Homelessness Support at the Foxton Centre
Foxton Centre work especially with the City's street sleepers
The Foxton Centre work with rough sleepers who find themselves at the margins of society and often experiencing issues of addiction, poverty and mental health.
Through the Foxton Centres outreach work they engage with street sleepers on a weekly basis and encourage the use of support services.
Assertive Outreach
On a weekly basis, a team of community social workers, student social workers and volunteers who have personal experience of homelessness, take to the streets of Preston in the afternoon (usually between 4pm and 6pm) to make contact with people sleeping rough.
The aims of the outreach are to assess and monitor patterns and levels of people sleeping rough in Preston and to promote and encourage the engagement of rough sleepers with support services.
The route taken during outreach sessions is developed from intelligence from past and current rough sleepers. The Foxton team do not wake those who are sleeping, but return to them with a hot drink and food.
The majority of new contacts follow on to access support from community social workers at the Community Cafe and Day Centre in the Foxton Centre, where people can get a hot meal, shower, get warm and get help and access to resources.
Housing First Preston
The Foxton Centre was one of the first organisations to adopted a Housing First approach to help meet the needs of the homeless in the city.
The service has been developed over the last two years, working closely with Preston City Council and MITEC, a property management company.
Housing First is designed to provide open-ended support to long-term and recurrently homeless people who have high support needs.
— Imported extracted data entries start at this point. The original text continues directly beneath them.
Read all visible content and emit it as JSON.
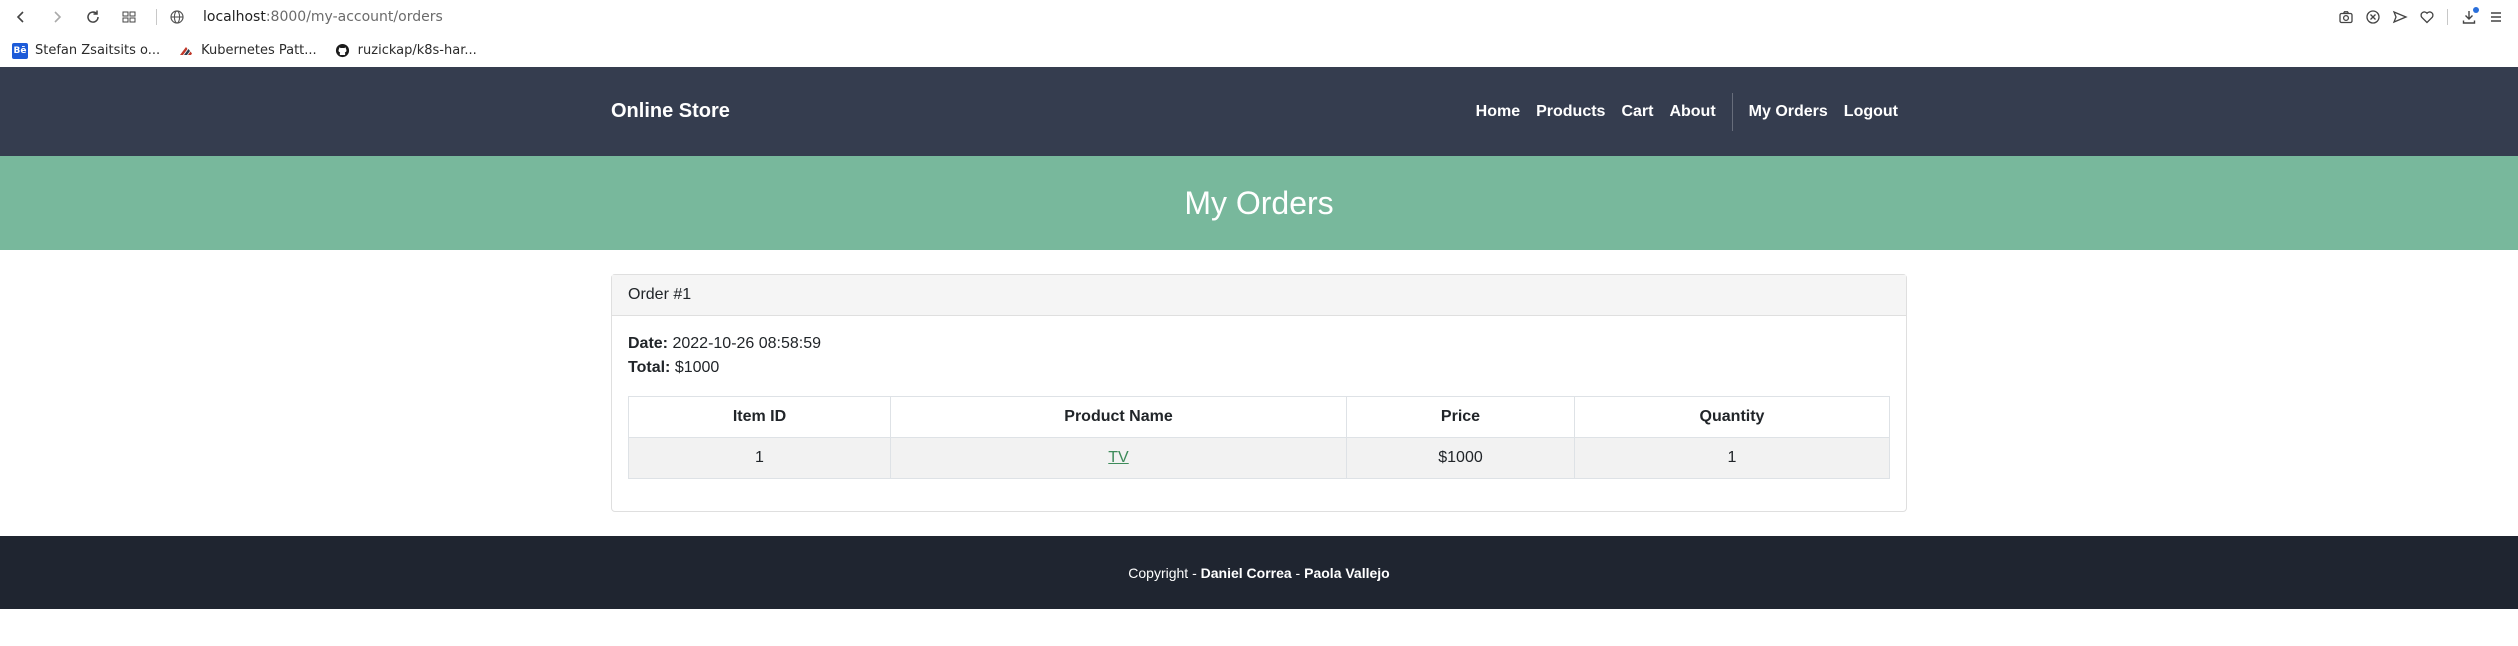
{
  "browser": {
    "url_host": "localhost",
    "url_path": ":8000/my-account/orders",
    "bookmarks": [
      {
        "label": "Stefan Zsaitsits o...",
        "icon": "behance-icon"
      },
      {
        "label": "Kubernetes Patt...",
        "icon": "kubernetes-patterns-icon"
      },
      {
        "label": "ruzickap/k8s-har...",
        "icon": "github-icon"
      }
    ]
  },
  "nav": {
    "brand": "Online Store",
    "links": [
      "Home",
      "Products",
      "Cart",
      "About"
    ],
    "account_links": [
      "My Orders",
      "Logout"
    ]
  },
  "header": {
    "title": "My Orders"
  },
  "order": {
    "heading": "Order #1",
    "date_label": "Date:",
    "date_value": "2022-10-26 08:58:59",
    "total_label": "Total:",
    "total_value": "$1000",
    "columns": [
      "Item ID",
      "Product Name",
      "Price",
      "Quantity"
    ],
    "rows": [
      {
        "item_id": "1",
        "product_name": "TV",
        "price": "$1000",
        "quantity": "1"
      }
    ]
  },
  "footer": {
    "prefix": "Copyright - ",
    "author1": "Daniel Correa",
    "separator": " - ",
    "author2": "Paola Vallejo"
  },
  "colors": {
    "navbar": "#353d4f",
    "masthead": "#78b89c",
    "footer": "#1f2530",
    "link": "#3d8b5a"
  }
}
Unlike many homelessness services, Housing First provides long term support to people with on-going needs.
People using Housing First services are much more likely to have severe mental illness, poor physical health, long-term limiting illness, physical disabilities and learning difficulties than the general population.
They are often highly socially marginalised, stigmatised and lack social supports and community integration. They are likely to be economically inactive and to have histories of contact with the criminal justice system. Rates of problematic drug and alcohol use are also high.
Housing First - a client led approach
The Foxton Centre use a client led approach so that people using Housing First services exercise choice and have control over their own lives. Housing and support are also separated, i.e. getting access to housing and remaining in housing is not conditional on accepting support or treatment. Service users are also not expected to stop drinking or using drugs in return for accessing or remaining in housing.
Housing is also provided immediately, or very rapidly, and there is no requirement for service users to be trained to be 'housing ready' before they are offered a home.
The Rough Sleepers Initiative - (RSI)
The Rough Sleepers initiative (RSI) has helped provide services for people sleeping rough in our city.
Funding is provided by the Department of Levelling Up Housing and Communities to Preston City council who fund the partners in the RSI.
Elements of the RSI are:
- Street outreach work contacting people out on the streets
- Day Centre provision at the Foxton Centre on Knowsley Street
- Emergency accommodation with self contained en-suite rooms
- Move on accommodation in a variety of settings in Housing First properties, in move on flats provided by Community Gateway, Calico, Onward and Progress Housing Associations.
The idea is that people can move from the streets to a more settled and safe life and that crucially on that journey they do not fail. Things may go wrong and new options may need to be investigated but all partners have agreed not to give up and will keep trying to help each rough sleeper.
In the past 18 months we have all faced a major challenge during the year as along with everyone else we began to experience the Covid-19 pandemic. In an attempt to address the public health risks associated with rough sleeping with the government adopting an "Everybody In" approach across the country which meant that due to covid risks everyone was to be brought in from the streets.
This initiative was successful in Preston bringing most rough sleepers into emergency accommodation and hotels. It was a major upheaval for the Foxton Centre as it meant the closure of The Foxton Centre's emergency homeless hub due to the shared nature of the accommodation. This catered for 6-8 people at any one time, with the Foxton Centre having a situation where they had to support over 30 people in emergency accommodation.
Initially accommodation was provided in hotels which had Covid safe en-suite rooms, and staff travelled to deliver support including provision of food as no catering facilities were available on site.
The staff and our supporters in the local community were heroic in helping deliver a comprehensive service to these rough sleepers in very difficult circumstances. Later in the year The Foxton Centre secured some former student accommodation which was not in use and provided catering facilities which was much more suitable as an accommodation service.
The Foxton Centre accommodate over 107 people each night across Preston. Although this client group brings many challenges The Foxton Centre is committed to work in partnership and continually evolve the service to meet the users needs.
In the year April 2020 to February 2021, The Foxton Centre will have supported over 235 individuals by providing accommodation across their sites and provided 33,668 bed nights through the year.